Malcolm olhou-o, inquisitivo. Álvaro atalhou a pergunta.
—É uma longa história —Levantou o copo—. Aos encontros fortuitos!
O inglês imitou-o, bebeu o resto da aguardente. Fez um
gesto ao homem que os olhava do outro lado do balcão
e pediu outra.
—Bebe sempre assim, senhor Malcolm?
A bebida traz utilidade aos sonhos, concede destemor…
—Porque bebo, senhor Álvaro?
Comprimiu os lábios, o seu olhar entristeceu. Tirou de
um bolso do casaco uma carta. Abriu-a, estendeu-a ao
português juntamente com uma fotografia. Uma rapariga, vinte e poucos anos, cabelos compridos, sorriso em
cima de um vestido de chiffon. Era bonita.

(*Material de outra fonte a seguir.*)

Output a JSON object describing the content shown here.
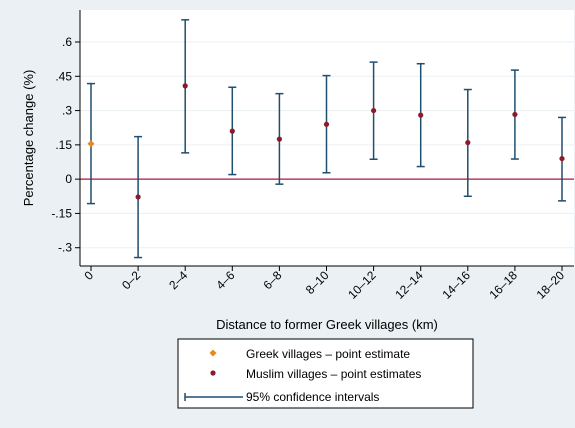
{
  "chart_data": {
    "type": "scatter",
    "xlabel": "Distance to former Greek villages (km)",
    "ylabel": "Percentage change (%)",
    "ylim": [
      -0.38,
      0.74
    ],
    "yticks": [
      -0.3,
      -0.15,
      0,
      0.15,
      0.3,
      0.45,
      0.6
    ],
    "ytick_labels": [
      "-.3",
      "-.15",
      "0",
      ".15",
      ".3",
      ".45",
      ".6"
    ],
    "categories": [
      "0",
      "0–2",
      "2–4",
      "4–6",
      "6–8",
      "8–10",
      "10–12",
      "12–14",
      "14–16",
      "16–18",
      "18–20"
    ],
    "series": [
      {
        "name": "Greek villages – point estimate",
        "color": "#e8881c",
        "marker": "diamond",
        "points": [
          {
            "x": "0",
            "y": 0.155
          }
        ]
      },
      {
        "name": "Muslim villages – point estimates",
        "color": "#8b1a2b",
        "marker": "circle",
        "points": [
          {
            "x": "0–2",
            "y": -0.078
          },
          {
            "x": "2–4",
            "y": 0.408
          },
          {
            "x": "4–6",
            "y": 0.21
          },
          {
            "x": "6–8",
            "y": 0.175
          },
          {
            "x": "8–10",
            "y": 0.24
          },
          {
            "x": "10–12",
            "y": 0.3
          },
          {
            "x": "12–14",
            "y": 0.28
          },
          {
            "x": "14–16",
            "y": 0.16
          },
          {
            "x": "16–18",
            "y": 0.283
          },
          {
            "x": "18–20",
            "y": 0.09
          }
        ]
      },
      {
        "name": "95% confidence intervals",
        "color": "#1f4e6e",
        "marker": "errorbar",
        "intervals": [
          {
            "x": "0",
            "low": -0.107,
            "high": 0.418
          },
          {
            "x": "0–2",
            "low": -0.343,
            "high": 0.186
          },
          {
            "x": "2–4",
            "low": 0.115,
            "high": 0.697
          },
          {
            "x": "4–6",
            "low": 0.02,
            "high": 0.402
          },
          {
            "x": "6–8",
            "low": -0.022,
            "high": 0.374
          },
          {
            "x": "8–10",
            "low": 0.028,
            "high": 0.453
          },
          {
            "x": "10–12",
            "low": 0.087,
            "high": 0.512
          },
          {
            "x": "12–14",
            "low": 0.055,
            "high": 0.505
          },
          {
            "x": "14–16",
            "low": -0.075,
            "high": 0.392
          },
          {
            "x": "16–18",
            "low": 0.088,
            "high": 0.477
          },
          {
            "x": "18–20",
            "low": -0.095,
            "high": 0.27
          }
        ]
      }
    ],
    "reference_line": {
      "y": 0,
      "color": "#b0143c"
    },
    "legend_position": "bottom-center",
    "grid": "horizontal"
  }
}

—Talvez esteja a habituar-me à solidão…
—Não devia, meu amigo. É muito novo para isso.
Álvaro devolveu-lhe a fotografia.
—Quantos anos tem, senhor Malcolm?
—Ainda é cedo para saber, meu caro. Dir-lhe-ei mais
adiante.
16
Mas não disse. Espalhou algumas moedas na pedra do
balcão e saiu bruscamente enquanto o patrão arrumava
no passeio umas mesas para o almoço.
***
Subiu e desceu avenidas importantes, ruas sem nome.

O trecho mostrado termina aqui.